Elle affirmait avoir vendu principalement à cinq clients habituels une quantité totale de 250 grammes acquis auprès du même dealer ('chaton ou gros chat').
Elle justifiait cette activité par la nécessité de se procurer des fonds afin de payer de nombreuses amendes, suite à des infractions routières.
Enfin, elle réfutait l’assertion selon laquelle AB Q lui eût envoyé une dizaine de clients.
Il y a 10 mentions au casier judiciaire de R S de 98 à 2006 pour violence sur personne dépositaire de l’autorité publique, dégradation grave, vols aggravés, violence sur mineur, violence avec arme, conduite sous l’empire d’un état alcoolique, outrages, refus d’obtempérer, mise en danger d’autrui, infraction à la législation sur les stupéfiants, escroquerie, séquestration (sursis, un travail d’intérêt général, courtes peines fermes puis 3 ans en 2006).
Il y a 8 mentions au casier de Q de 2003 à 2007 pour infraction à la législation sur les stupéfiants, recel, conduite sous l’empire d’un état alcoolique, violence avec arme, conduite sans permis, séquestration, violence aggravée, refus d’obtempérer, mise en danger d’autrui (sursis puis peines ferme : un an et 4 ans ).
C’est par des motifs exempts d’insuffisance et que la cour adopte que les premiers juges, après avoir exposé les faits et examiné les éléments de preuve, se sont prononcés affirmativement sur la culpabilité de Monsieur Q, qui reconnaît les faits même s’il tente de minimiser les quantités concernées ; il a reconnu également l’importation d’héroïne et de cocaïne à un passage de la procédure.

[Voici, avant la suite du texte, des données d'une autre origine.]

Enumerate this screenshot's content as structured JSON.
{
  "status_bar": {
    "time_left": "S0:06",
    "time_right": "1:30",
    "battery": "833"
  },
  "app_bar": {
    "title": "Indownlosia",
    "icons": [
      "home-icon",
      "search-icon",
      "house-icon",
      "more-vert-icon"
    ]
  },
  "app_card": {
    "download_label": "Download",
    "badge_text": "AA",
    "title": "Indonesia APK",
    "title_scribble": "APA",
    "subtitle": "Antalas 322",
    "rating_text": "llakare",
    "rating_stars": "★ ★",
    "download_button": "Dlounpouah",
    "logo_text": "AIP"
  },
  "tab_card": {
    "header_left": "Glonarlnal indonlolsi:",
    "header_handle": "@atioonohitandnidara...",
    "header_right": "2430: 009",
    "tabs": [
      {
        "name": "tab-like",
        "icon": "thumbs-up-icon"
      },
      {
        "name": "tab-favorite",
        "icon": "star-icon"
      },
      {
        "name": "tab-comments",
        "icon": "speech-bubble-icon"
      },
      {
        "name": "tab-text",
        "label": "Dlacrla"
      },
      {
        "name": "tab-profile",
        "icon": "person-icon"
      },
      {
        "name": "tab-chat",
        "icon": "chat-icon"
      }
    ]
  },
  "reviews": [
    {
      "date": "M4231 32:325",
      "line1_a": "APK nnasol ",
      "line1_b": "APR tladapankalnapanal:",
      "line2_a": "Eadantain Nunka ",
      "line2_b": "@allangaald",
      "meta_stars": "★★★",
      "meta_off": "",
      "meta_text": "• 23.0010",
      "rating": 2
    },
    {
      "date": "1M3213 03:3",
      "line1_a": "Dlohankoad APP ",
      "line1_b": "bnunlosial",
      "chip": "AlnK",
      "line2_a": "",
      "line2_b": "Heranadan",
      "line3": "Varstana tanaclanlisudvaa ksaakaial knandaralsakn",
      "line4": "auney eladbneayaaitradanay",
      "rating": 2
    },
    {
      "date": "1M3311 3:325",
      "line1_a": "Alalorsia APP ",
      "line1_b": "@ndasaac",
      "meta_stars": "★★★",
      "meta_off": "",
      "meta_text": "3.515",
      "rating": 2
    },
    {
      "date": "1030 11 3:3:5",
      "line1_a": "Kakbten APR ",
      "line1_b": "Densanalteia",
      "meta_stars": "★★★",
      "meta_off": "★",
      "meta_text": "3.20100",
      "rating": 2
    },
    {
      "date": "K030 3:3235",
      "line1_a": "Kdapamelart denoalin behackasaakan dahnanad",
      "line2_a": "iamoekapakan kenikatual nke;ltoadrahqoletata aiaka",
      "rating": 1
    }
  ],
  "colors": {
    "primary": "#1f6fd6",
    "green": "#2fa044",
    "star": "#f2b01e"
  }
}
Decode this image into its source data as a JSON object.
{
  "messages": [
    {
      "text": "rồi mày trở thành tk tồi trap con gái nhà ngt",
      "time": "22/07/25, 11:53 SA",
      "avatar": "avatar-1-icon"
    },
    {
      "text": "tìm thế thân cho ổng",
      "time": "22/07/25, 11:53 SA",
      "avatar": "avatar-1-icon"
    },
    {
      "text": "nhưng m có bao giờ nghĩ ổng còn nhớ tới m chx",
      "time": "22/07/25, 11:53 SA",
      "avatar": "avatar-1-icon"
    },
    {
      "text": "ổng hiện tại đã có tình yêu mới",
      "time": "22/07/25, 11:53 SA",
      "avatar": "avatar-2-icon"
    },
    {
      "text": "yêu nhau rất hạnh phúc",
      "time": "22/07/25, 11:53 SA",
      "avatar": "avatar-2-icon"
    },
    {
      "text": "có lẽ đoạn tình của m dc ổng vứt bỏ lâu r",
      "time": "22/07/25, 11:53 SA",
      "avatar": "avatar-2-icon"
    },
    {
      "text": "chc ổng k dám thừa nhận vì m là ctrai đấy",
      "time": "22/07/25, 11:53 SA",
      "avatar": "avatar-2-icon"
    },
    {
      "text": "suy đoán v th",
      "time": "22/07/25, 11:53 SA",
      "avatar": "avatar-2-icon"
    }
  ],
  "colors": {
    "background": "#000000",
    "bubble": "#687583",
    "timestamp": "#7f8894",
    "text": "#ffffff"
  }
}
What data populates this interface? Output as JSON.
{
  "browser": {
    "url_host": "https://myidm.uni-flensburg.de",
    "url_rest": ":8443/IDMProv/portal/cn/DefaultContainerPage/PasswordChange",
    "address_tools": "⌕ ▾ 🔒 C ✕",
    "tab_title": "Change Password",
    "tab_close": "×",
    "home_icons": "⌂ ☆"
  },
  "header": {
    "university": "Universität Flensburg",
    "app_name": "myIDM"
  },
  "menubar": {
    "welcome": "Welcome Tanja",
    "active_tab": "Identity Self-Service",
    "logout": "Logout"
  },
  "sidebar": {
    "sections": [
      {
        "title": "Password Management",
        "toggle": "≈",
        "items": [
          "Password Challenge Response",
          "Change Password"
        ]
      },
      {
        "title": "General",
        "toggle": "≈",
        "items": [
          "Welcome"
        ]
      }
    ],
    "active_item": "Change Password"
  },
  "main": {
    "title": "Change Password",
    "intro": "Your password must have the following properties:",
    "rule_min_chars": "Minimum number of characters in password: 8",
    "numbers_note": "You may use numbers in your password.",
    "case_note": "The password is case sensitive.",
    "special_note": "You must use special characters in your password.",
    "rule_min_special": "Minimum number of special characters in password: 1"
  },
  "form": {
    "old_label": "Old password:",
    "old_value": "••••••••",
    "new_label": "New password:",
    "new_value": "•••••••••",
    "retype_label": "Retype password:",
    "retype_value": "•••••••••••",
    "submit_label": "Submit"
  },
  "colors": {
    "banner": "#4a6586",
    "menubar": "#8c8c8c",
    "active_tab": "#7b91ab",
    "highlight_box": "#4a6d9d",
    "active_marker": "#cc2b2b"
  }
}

Par contre le tribunal l’a relaxé à juste titre pour l’importation de cannabis qui ne résulte pas de la procédure et la cour confirme.
La peine d’emprisonnement ferme à laquelle la cour aura notamment recours est seule à même de permettre une juste répression des faits empreints d’une gravité certaine, puisqu’il s’agit d’un trafic important ayant trait aux drogues dures, retenus à l’encontre du prévenu, qui n’a pas tenu compte des avertissements reçus auparavant en la même matière.
Toutefois, il a été fait remarquer qu’il n’occupait pas la place de tête de réseau, mais plutôt le rôle d’un dealer individuel, même si les quantités supposées traitées restent importantes.
Eu égard à cette réflexion, la peine infligée par les premiers juges parait trop importante, pour un homme très jeune dont on peut espérer qu’il s’amende. Il sera plus justement condamné à une peine de quatre années d’emprisonnement.
Il convient de le maintenir en détention pour s’assurer de sa représentation en justice, au vu d’une peine qui reste lourde et pour assurer l’exécution de cette peine dans la continuité.
De même, la cour confirme la décision du tribunal et pour les motifs qu’il a adoptés en ce qui concerne la culpabilité de S R, sa relaxe partielle et la limitation de la période de prévention.
Comme son co-prévenu, elle n’a pas tenu compte des avertissements judiciaires qui lui ont été adressés précédemment et cela justifie le prononcé d’une peine d’emprisonnement ferme. Toutefois, le dossier révèle un trafic plus limité en quantité et en temps. Il convient de décourager son éventuelle réitération dans ce type de délinquance tout en prenant en compte son apparente volonté de s’amender et son jeune âge. La cour trouve plus adapté de prononcer une peine d’un an d’emprisonnement.
PAR CES MOTIFS
LA COUR
Statuant publiquement et contradictoirement à l’égard de AB Q et de S R,
Confirme le jugement sur la culpabilité, et les relaxes partielles,
Infirme quant aux peines,
Condamne Q AB à la peine de quatre années d’emprisonnement ferme,
Ordonne son maintien en détention,
Condamne R S à la peine d’un an ferme,
Dit que la présente décision est assujettie à un droit fixe de procédure de 120 Euros dont sont redevables les condamnés.